Храмцов повел их, лихорадочно соображая, как надо выкручиваться, что говорить, как объяснять…
Капитан лежал на диване, ему было совсем паршиво. Но он чуть не вскочил, когда Храмцов пропустил в каюту лоцмана и тех двоих в штатском.
— Мастер, — сказал лоцман, — это мои друзья, тоже лоцманы. Я побился с ними об заклад на два фунта, что пил сегодня настоящую царскую водку. Они мне не верят. Вы понимаете, мастер, что значит и честное слово, и два фунта?
Капитан начал медленно валиться на подушку.
— Владимир Николаевич, голубчик, пожалуйста, — попросил он.
Храмцов не рискнул налить всем троим капитанского растирания. Пришлось пойти на хитрость. Закрывая телом бар, он смешал коньяк со спиртом, поднес лоцманам по стопке и с удовольствием наблюдал, как глаза у них вылезают на лоб. Только первый лоцман, выпив, недоверчиво спросил:
— Это то самое?
— Ну конечно! — ответил Храмцов. — Гуд бай, мистер пайлот! Желаю вам благополучно донести до дома два честно выигранных фунта.
Люба смеялась, откидывая голову, и тогда Храмцов видел ее полную шею. Он слушал ее смех с торопливой жадностью, боясь, что чудо, которое он ждал и искал, кончится.

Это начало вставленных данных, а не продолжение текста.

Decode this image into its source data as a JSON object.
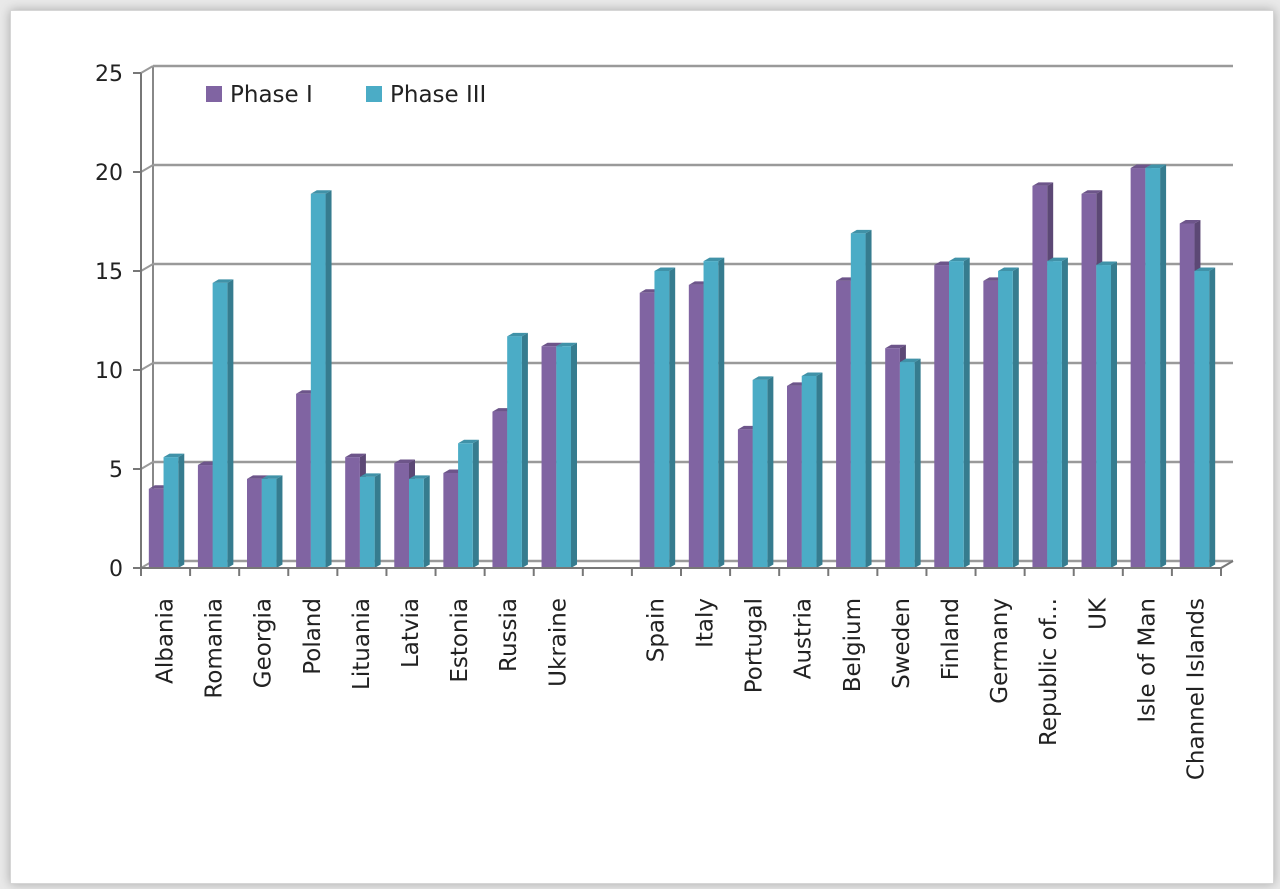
{
  "chart_data": {
    "type": "bar",
    "title": "",
    "xlabel": "",
    "ylabel": "",
    "ylim": [
      0,
      25
    ],
    "yticks": [
      0,
      5,
      10,
      15,
      20,
      25
    ],
    "grid": true,
    "legend": "top-left",
    "categories": [
      "Albania",
      "Romania",
      "Georgia",
      "Poland",
      "Lituania",
      "Latvia",
      "Estonia",
      "Russia",
      "Ukraine",
      "",
      "Spain",
      "Italy",
      "Portugal",
      "Austria",
      "Belgium",
      "Sweden",
      "Finland",
      "Germany",
      "Republic of...",
      "UK",
      "Isle of Man",
      "Channel Islands"
    ],
    "series": [
      {
        "name": "Phase I",
        "color": "#8064a2",
        "values": [
          4.0,
          5.2,
          4.5,
          8.8,
          5.6,
          5.3,
          4.8,
          7.9,
          11.2,
          null,
          13.9,
          14.3,
          7.0,
          9.2,
          14.5,
          11.1,
          15.3,
          14.5,
          19.3,
          18.9,
          20.2,
          17.4
        ]
      },
      {
        "name": "Phase III",
        "color": "#4bacc6",
        "values": [
          5.6,
          14.4,
          4.5,
          18.9,
          4.6,
          4.5,
          6.3,
          11.7,
          11.2,
          null,
          15.0,
          15.5,
          9.5,
          9.7,
          16.9,
          10.4,
          15.5,
          15.0,
          15.5,
          15.3,
          20.2,
          15.0
        ]
      }
    ]
  }
}
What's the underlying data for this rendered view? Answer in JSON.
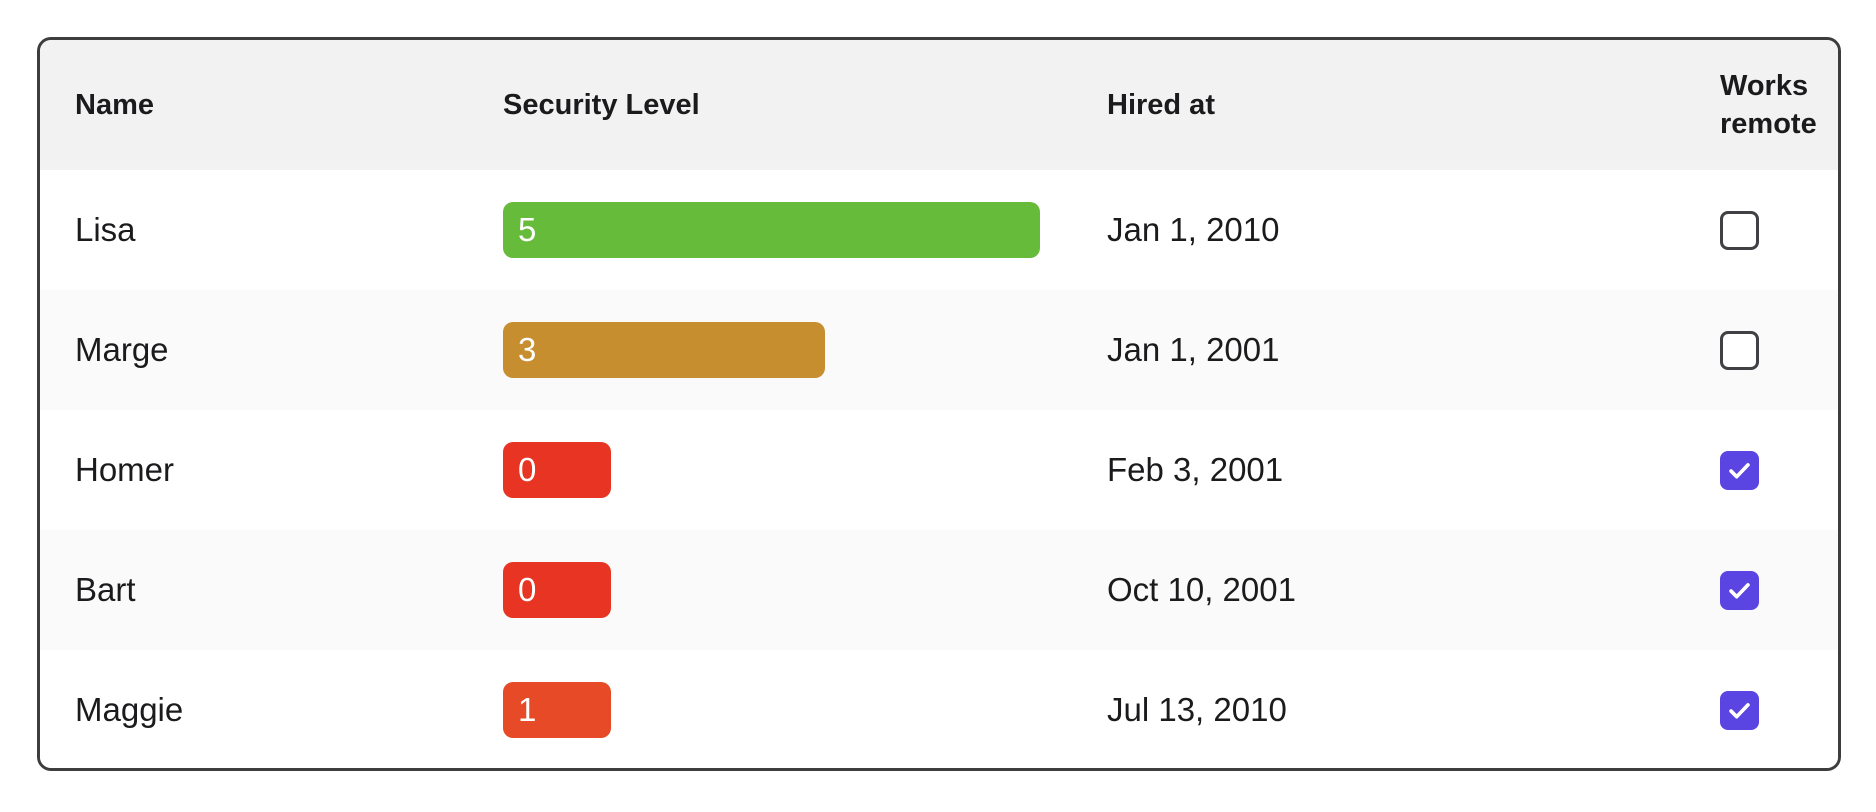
{
  "table": {
    "columns": [
      {
        "key": "name",
        "label": "Name"
      },
      {
        "key": "security_level",
        "label": "Security Level"
      },
      {
        "key": "hired_at",
        "label": "Hired at"
      },
      {
        "key": "works_remote",
        "label": "Works remote"
      }
    ],
    "security_level_max": 5,
    "rows": [
      {
        "name": "Lisa",
        "security_level": 5,
        "bar_color": "#66bb3a",
        "hired_at": "Jan 1, 2010",
        "works_remote": false
      },
      {
        "name": "Marge",
        "security_level": 3,
        "bar_color": "#c78e30",
        "hired_at": "Jan 1, 2001",
        "works_remote": false
      },
      {
        "name": "Homer",
        "security_level": 0,
        "bar_color": "#e83423",
        "hired_at": "Feb 3, 2001",
        "works_remote": true
      },
      {
        "name": "Bart",
        "security_level": 0,
        "bar_color": "#e83423",
        "hired_at": "Oct 10, 2001",
        "works_remote": true
      },
      {
        "name": "Maggie",
        "security_level": 1,
        "bar_color": "#e64a27",
        "hired_at": "Jul 13, 2010",
        "works_remote": true
      }
    ],
    "colors": {
      "header_bg": "#f2f2f2",
      "row_alt_bg": "#fafafa",
      "border": "#3d3d3d",
      "checkbox_checked": "#5b45e2",
      "checkbox_border": "#404045",
      "text": "#1b1b1d"
    }
  }
}
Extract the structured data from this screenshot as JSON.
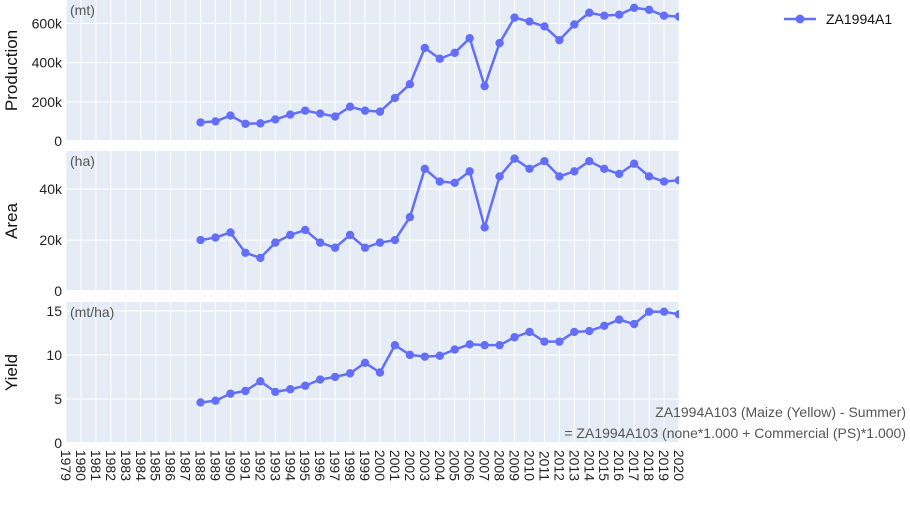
{
  "chart_data": {
    "type": "line",
    "legend": {
      "name": "ZA1994A1",
      "position": "top-right"
    },
    "series_color": "#636efa",
    "x_ticks": [
      "1979",
      "1980",
      "1981",
      "1982",
      "1983",
      "1984",
      "1985",
      "1986",
      "1987",
      "1988",
      "1989",
      "1990",
      "1991",
      "1992",
      "1993",
      "1994",
      "1995",
      "1996",
      "1997",
      "1998",
      "1999",
      "2000",
      "2001",
      "2002",
      "2003",
      "2004",
      "2005",
      "2006",
      "2007",
      "2008",
      "2009",
      "2010",
      "2011",
      "2012",
      "2013",
      "2014",
      "2015",
      "2016",
      "2017",
      "2018",
      "2019",
      "2020"
    ],
    "xlim": [
      1979,
      2020
    ],
    "x": [
      1988,
      1989,
      1990,
      1991,
      1992,
      1993,
      1994,
      1995,
      1996,
      1997,
      1998,
      1999,
      2000,
      2001,
      2002,
      2003,
      2004,
      2005,
      2006,
      2007,
      2008,
      2009,
      2010,
      2011,
      2012,
      2013,
      2014,
      2015,
      2016,
      2017,
      2018,
      2019,
      2020
    ],
    "panels": [
      {
        "ylabel": "Production",
        "unit": "(mt)",
        "ylim": [
          0,
          720000
        ],
        "y_ticks": [
          0,
          200000,
          400000,
          600000
        ],
        "y_tick_labels": [
          "0",
          "200k",
          "400k",
          "600k"
        ],
        "values": [
          95000,
          100000,
          130000,
          88000,
          90000,
          110000,
          135000,
          155000,
          140000,
          125000,
          175000,
          155000,
          150000,
          220000,
          290000,
          475000,
          420000,
          450000,
          525000,
          280000,
          500000,
          630000,
          610000,
          585000,
          515000,
          595000,
          655000,
          640000,
          645000,
          680000,
          670000,
          640000,
          635000
        ]
      },
      {
        "ylabel": "Area",
        "unit": "(ha)",
        "ylim": [
          0,
          55000
        ],
        "y_ticks": [
          0,
          20000,
          40000
        ],
        "y_tick_labels": [
          "0",
          "20k",
          "40k"
        ],
        "values": [
          20000,
          21000,
          23000,
          15000,
          13000,
          19000,
          22000,
          24000,
          19000,
          17000,
          22000,
          17000,
          19000,
          20000,
          29000,
          48000,
          43000,
          42500,
          47000,
          25000,
          45000,
          52000,
          48000,
          51000,
          45000,
          47000,
          51000,
          48000,
          46000,
          50000,
          45000,
          43000,
          43500
        ]
      },
      {
        "ylabel": "Yield",
        "unit": "(mt/ha)",
        "ylim": [
          0,
          16
        ],
        "y_ticks": [
          0,
          5,
          10,
          15
        ],
        "y_tick_labels": [
          "0",
          "5",
          "10",
          "15"
        ],
        "values": [
          4.6,
          4.8,
          5.6,
          5.9,
          7.0,
          5.8,
          6.1,
          6.5,
          7.2,
          7.5,
          7.9,
          9.1,
          8.0,
          11.1,
          10.0,
          9.8,
          9.9,
          10.6,
          11.2,
          11.1,
          11.1,
          12.0,
          12.6,
          11.5,
          11.5,
          12.6,
          12.7,
          13.3,
          14.0,
          13.5,
          14.9,
          14.9,
          14.6
        ]
      }
    ],
    "annotation": {
      "line1": "ZA1994A103 (Maize (Yellow) - Summer)",
      "line2": "= ZA1994A103 (none*1.000 + Commercial (PS)*1.000)"
    }
  }
}
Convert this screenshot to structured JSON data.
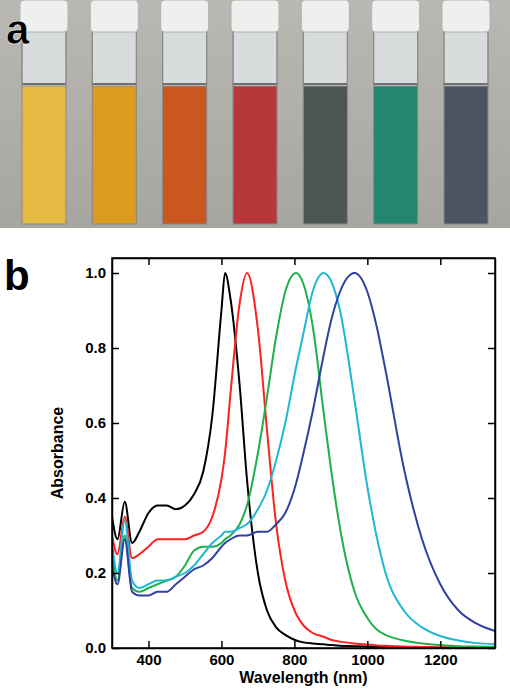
{
  "photo": {
    "panel_label": "a",
    "vial_colors": [
      "#e6bb45",
      "#dc9a1e",
      "#c9571f",
      "#b8373a",
      "#4b5654",
      "#23876f",
      "#4a5561"
    ]
  },
  "chart_data": {
    "type": "line",
    "panel_label": "b",
    "x_label": "Wavelength (nm)",
    "y_label": "Absorbance",
    "x": [
      300,
      315,
      335,
      355,
      375,
      400,
      425,
      450,
      475,
      500,
      525,
      550,
      575,
      600,
      610,
      625,
      650,
      670,
      700,
      725,
      750,
      775,
      805,
      825,
      850,
      880,
      900,
      925,
      965,
      1000,
      1025,
      1050,
      1100,
      1150,
      1200,
      1250,
      1300,
      1350
    ],
    "series": [
      {
        "color": "#000000",
        "values": [
          0.35,
          0.29,
          0.39,
          0.28,
          0.31,
          0.36,
          0.38,
          0.38,
          0.37,
          0.38,
          0.41,
          0.47,
          0.62,
          0.9,
          1.0,
          0.93,
          0.7,
          0.45,
          0.2,
          0.1,
          0.055,
          0.035,
          0.02,
          0.015,
          0.012,
          0.01,
          0.008,
          0.006,
          0.005,
          0.004,
          0.003,
          0.003,
          0.002,
          0.002,
          0.001,
          0.001,
          0.001,
          0.001
        ]
      },
      {
        "color": "#ff2020",
        "values": [
          0.3,
          0.25,
          0.35,
          0.24,
          0.25,
          0.27,
          0.29,
          0.29,
          0.29,
          0.29,
          0.3,
          0.31,
          0.35,
          0.45,
          0.52,
          0.68,
          0.92,
          1.0,
          0.85,
          0.58,
          0.33,
          0.18,
          0.09,
          0.06,
          0.04,
          0.03,
          0.022,
          0.017,
          0.012,
          0.009,
          0.007,
          0.006,
          0.004,
          0.003,
          0.002,
          0.002,
          0.001,
          0.001
        ]
      },
      {
        "color": "#1fb04a",
        "values": [
          0.25,
          0.18,
          0.3,
          0.16,
          0.15,
          0.16,
          0.17,
          0.18,
          0.19,
          0.22,
          0.26,
          0.27,
          0.27,
          0.28,
          0.29,
          0.3,
          0.33,
          0.38,
          0.52,
          0.67,
          0.83,
          0.95,
          1.0,
          0.97,
          0.86,
          0.63,
          0.48,
          0.32,
          0.15,
          0.08,
          0.05,
          0.035,
          0.02,
          0.012,
          0.008,
          0.005,
          0.004,
          0.003
        ]
      },
      {
        "color": "#1fb8d2",
        "values": [
          0.28,
          0.2,
          0.34,
          0.18,
          0.16,
          0.17,
          0.18,
          0.18,
          0.19,
          0.2,
          0.22,
          0.25,
          0.28,
          0.3,
          0.31,
          0.31,
          0.32,
          0.33,
          0.37,
          0.42,
          0.5,
          0.6,
          0.75,
          0.84,
          0.95,
          1.0,
          0.98,
          0.9,
          0.66,
          0.43,
          0.3,
          0.2,
          0.1,
          0.055,
          0.032,
          0.02,
          0.013,
          0.01
        ]
      },
      {
        "color": "#3040a0",
        "values": [
          0.22,
          0.17,
          0.29,
          0.15,
          0.14,
          0.14,
          0.15,
          0.15,
          0.17,
          0.19,
          0.21,
          0.22,
          0.24,
          0.27,
          0.28,
          0.29,
          0.3,
          0.3,
          0.31,
          0.31,
          0.33,
          0.36,
          0.44,
          0.52,
          0.63,
          0.78,
          0.87,
          0.95,
          1.0,
          0.95,
          0.86,
          0.74,
          0.48,
          0.29,
          0.17,
          0.1,
          0.065,
          0.045
        ]
      }
    ],
    "xlim": [
      300,
      1350
    ],
    "xticks": [
      400,
      600,
      800,
      1000,
      1200
    ],
    "ylim": [
      0,
      1.04
    ],
    "yticks": [
      {
        "value": 0,
        "label": "0.0"
      },
      0.2,
      0.4,
      0.6,
      0.8,
      {
        "value": 1,
        "label": "1.0"
      }
    ],
    "grid": false
  }
}
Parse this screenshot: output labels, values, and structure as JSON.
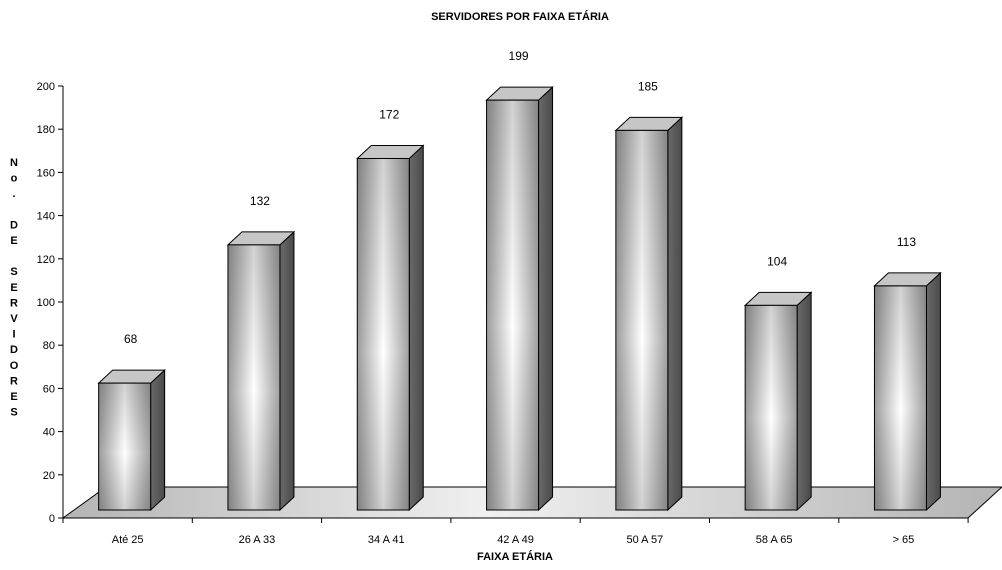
{
  "chart_data": {
    "type": "bar",
    "title": "SERVIDORES POR FAIXA ETÁRIA",
    "xlabel": "FAIXA ETÁRIA",
    "ylabel": "No. DE SERVIDORES",
    "ylabel_letters": [
      "N",
      "o",
      ".",
      "",
      "D",
      "E",
      "",
      "S",
      "E",
      "R",
      "V",
      "I",
      "D",
      "O",
      "R",
      "E",
      "S"
    ],
    "categories": [
      "Até 25",
      "26 A 33",
      "34 A 41",
      "42 A 49",
      "50 A 57",
      "58 A 65",
      "> 65"
    ],
    "values": [
      68,
      132,
      172,
      199,
      185,
      104,
      113
    ],
    "ylim": [
      0,
      200
    ],
    "yticks": [
      0,
      20,
      40,
      60,
      80,
      100,
      120,
      140,
      160,
      180,
      200
    ],
    "grid": false,
    "legend": "none",
    "style": "3d-cylinder-bars",
    "colors": {
      "bar_light": "#ffffff",
      "bar_mid": "#a6a6a6",
      "bar_side": "#606060",
      "bar_top": "#c8c8c8",
      "floor": "#bfbfbf"
    }
  }
}
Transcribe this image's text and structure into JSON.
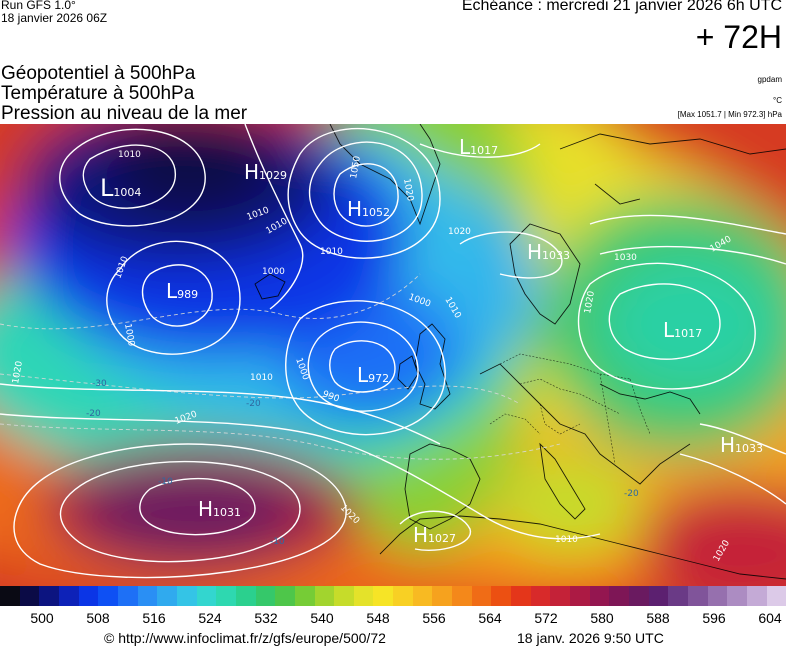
{
  "header": {
    "run": "Run GFS 1.0°",
    "run_date": "18 janvier 2026 06Z",
    "valid": "Echéance : mercredi 21 janvier 2026 6h UTC",
    "lead": "+ 72H"
  },
  "parameters": [
    "Géopotentiel à 500hPa",
    "Température à 500hPa",
    "Pression au niveau de la mer"
  ],
  "units": [
    "gpdam",
    "°C",
    "[Max 1051.7 | Min 972.3] hPa"
  ],
  "pressure_centers": [
    {
      "type": "L",
      "value": "1004"
    },
    {
      "type": "H",
      "value": "1029"
    },
    {
      "type": "H",
      "value": "1052"
    },
    {
      "type": "L",
      "value": "1017"
    },
    {
      "type": "L",
      "value": "989"
    },
    {
      "type": "H",
      "value": "1033"
    },
    {
      "type": "L",
      "value": "1017"
    },
    {
      "type": "L",
      "value": "972"
    },
    {
      "type": "H",
      "value": "1031"
    },
    {
      "type": "H",
      "value": "1027"
    },
    {
      "type": "H",
      "value": "1033"
    }
  ],
  "isobar_labels": [
    "1010",
    "1010",
    "1010",
    "1000",
    "1000",
    "1010",
    "1050",
    "1020",
    "1010",
    "1000",
    "1010",
    "1030",
    "1040",
    "1020",
    "1000",
    "990",
    "1010",
    "1020",
    "1020",
    "1010",
    "1020",
    "1020",
    "1020"
  ],
  "temp_labels": [
    "-30",
    "-20",
    "-20",
    "-10",
    "-10",
    "-20"
  ],
  "colorbar": {
    "ticks": [
      "500",
      "508",
      "516",
      "524",
      "532",
      "540",
      "548",
      "556",
      "564",
      "572",
      "580",
      "588",
      "596",
      "604"
    ],
    "colors": [
      "#0a0a14",
      "#0b0b46",
      "#0c1480",
      "#0d22b8",
      "#0b35e6",
      "#0e50f4",
      "#1e70f6",
      "#2a8ff4",
      "#30aaee",
      "#34c4e6",
      "#33d6cf",
      "#2ed8b0",
      "#2bd08e",
      "#35c86a",
      "#4ec64a",
      "#76cc36",
      "#a2d42e",
      "#c6dc2a",
      "#e4e22a",
      "#f6e426",
      "#f8d024",
      "#f8ba22",
      "#f6a21e",
      "#f4881a",
      "#f06c16",
      "#ec5012",
      "#e4361a",
      "#d82a2a",
      "#c42238",
      "#ac1a44",
      "#941650",
      "#7e1656",
      "#6a1a60",
      "#5c2070",
      "#6a3a86",
      "#80549a",
      "#9670ae",
      "#ac8cc2",
      "#c4aad6",
      "#dccae8"
    ]
  },
  "footer": {
    "credit": "© http://www.infoclimat.fr/z/gfs/europe/500/72",
    "timestamp": "18 janv. 2026  9:50 UTC"
  }
}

— Значит, новокаин и мазь Вишневского? — переспрашивала Люба.
— И перец, — добавил он.
И опять Люба откидывала голову…
Она никуда не уехала. Вернувшись из рейса, Храмцов как бы вскользь спросил мать, не заходила ли Люба, и мать ответила: да, была, посидела часа полтора или два, ну, поговорили обо всяком и даже бутылку пива распили — ту, что Храмцов привез из Хельсинки, «Синебрюхов и сыновья».
— Мне надо ее повидать, — сказал Храмцов. Он сказал это в уверенности, что теперь-то у матери есть ее адрес.
— Ты сядь, я хочу поговорить с тобой, — сказала мать.